Since Buratai took over, a flurry of activities has pointed to a possible recharge of the lingering war on Boko Haram. He has renamed the code of the operations from “Operation Zaman Lafia” (campaign to bring peace) to “Operation Lafia Dole” (campaign to enforce peace). He has visited many traditional rulers in the theatre of war to solicit cooperation of the populace, and opted to celebrate the I EL Fitri Sallah with the troops at the war from.

There are merits in assuming that when a “son of the soil” takes over command of a military operation he is likely to give something extra; he is likely to exhibit more “ownership”. A case in point was that of the immediate former Chief of Defence Staff (CDS), Air Marshall Alex Badeh, whose hometown, Vimtim, in Adamawa State was overrun by the terrorists, but he later coordinated efforts to retrieve not only his hometown but also recovered almost every territory occupied by the insurgents during the six-week surge under ex-President Goodluck Jonathan.

Buratai must bear in mind that since the President Muhammadu Buhari assumed power, Boko Haram has become much more murderous than ever, wreaking a death toll of nearly 1,000 people under two months. They have returned to the asymmetrical strategy of suicide bombings. They have gone back to residing among the people and using deceptive couriers, such as children, women and disabled people to penetrate crowded places to do their evil deed.

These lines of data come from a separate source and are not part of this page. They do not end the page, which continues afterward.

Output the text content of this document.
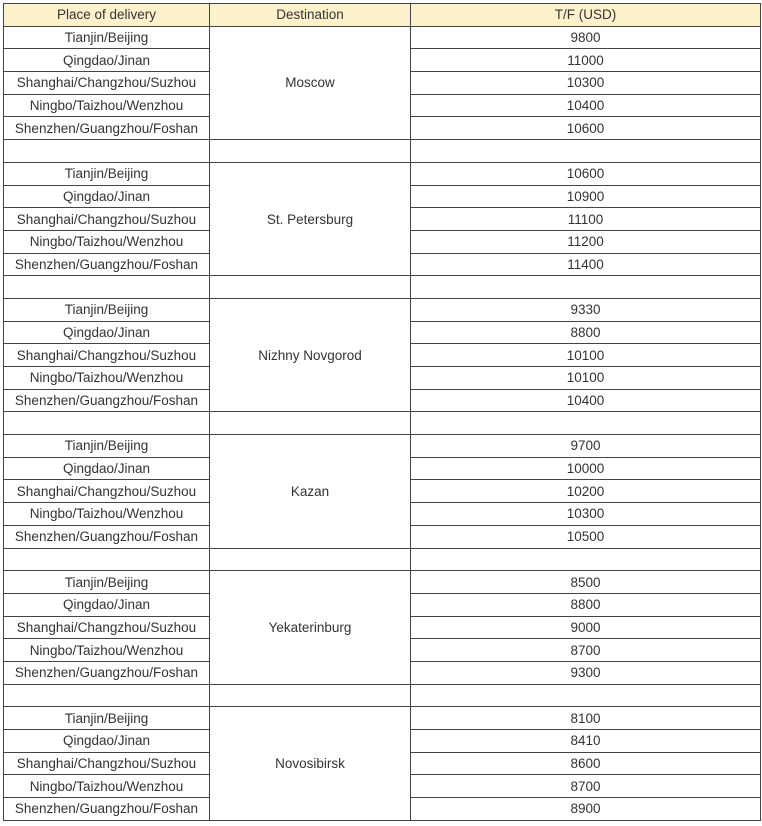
Place of delivery	Destination	T/F (USD)
Tianjin/Beijing	Moscow	9800
Qingdao/Jinan		11000
Shanghai/Changzhou/Suzhou		10300
Ningbo/Taizhou/Wenzhou		10400
Shenzhen/Guangzhou/Foshan		10600

Tianjin/Beijing	St. Petersburg	10600
Qingdao/Jinan		10900
Shanghai/Changzhou/Suzhou		11100
Ningbo/Taizhou/Wenzhou		11200
Shenzhen/Guangzhou/Foshan		11400

Tianjin/Beijing	Nizhny Novgorod	9330
Qingdao/Jinan		8800
Shanghai/Changzhou/Suzhou		10100
Ningbo/Taizhou/Wenzhou		10100
Shenzhen/Guangzhou/Foshan		10400

Tianjin/Beijing	Kazan	9700
Qingdao/Jinan		10000
Shanghai/Changzhou/Suzhou		10200
Ningbo/Taizhou/Wenzhou		10300
Shenzhen/Guangzhou/Foshan		10500

Tianjin/Beijing	Yekaterinburg	8500
Qingdao/Jinan		8800
Shanghai/Changzhou/Suzhou		9000
Ningbo/Taizhou/Wenzhou		8700
Shenzhen/Guangzhou/Foshan		9300

Tianjin/Beijing	Novosibirsk	8100
Qingdao/Jinan		8410
Shanghai/Changzhou/Suzhou		8600
Ningbo/Taizhou/Wenzhou		8700
Shenzhen/Guangzhou/Foshan		8900
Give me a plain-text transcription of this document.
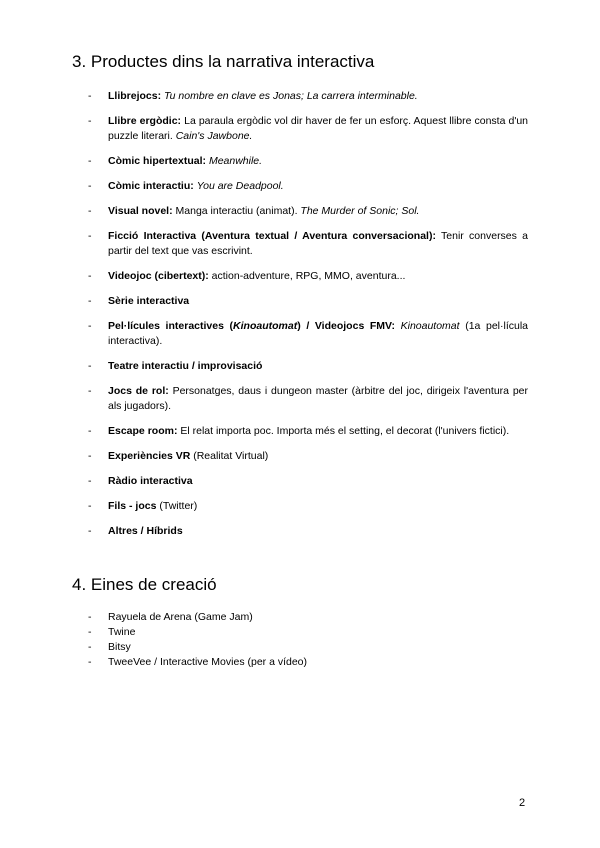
3. Productes dins la narrativa interactiva
- Llibrejocs: Tu nombre en clave es Jonas; La carrera interminable.
- Llibre ergòdic: La paraula ergòdic vol dir haver de fer un esforç. Aquest llibre consta d'un puzzle literari. Cain's Jawbone.
- Còmic hipertextual: Meanwhile.
- Còmic interactiu: You are Deadpool.
- Visual novel: Manga interactiu (animat). The Murder of Sonic; Sol.
- Ficció Interactiva (Aventura textual / Aventura conversacional): Tenir converses a partir del text que vas escrivint.
- Videojoc (cibertext): action-adventure, RPG, MMO, aventura...
- Sèrie interactiva
- Pel·lícules interactives (Kinoautomat) / Videojocs FMV: Kinoautomat (1a pel·lícula interactiva).
- Teatre interactiu / improvisació
- Jocs de rol: Personatges, daus i dungeon master (àrbitre del joc, dirigeix l'aventura per als jugadors).
- Escape room: El relat importa poc. Importa més el setting, el decorat (l'univers fictici).
- Experiències VR (Realitat Virtual)
- Ràdio interactiva
- Fils - jocs (Twitter)
- Altres / Híbrids
4. Eines de creació
- Rayuela de Arena (Game Jam)
- Twine
- Bitsy
- TweeVee / Interactive Movies (per a vídeo)
2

To effectively confront the menace, the cooperation that Buratai seeks cannot be over-emphasised. Efforts must be put in mobilising the citizenry all over the terror-prone areas and the country at large to be vigilant. People must be sensitised on how to identify danger and report to the military authorities. Greater cooperation between the military and the Civilian JTF vigilantes is a sine qua non.

New strategies must be created to cope with the changing dynamics of the terrorist offence. The new “home boys” in charge cannot afford to fail. The end of Boko Haram must begin now.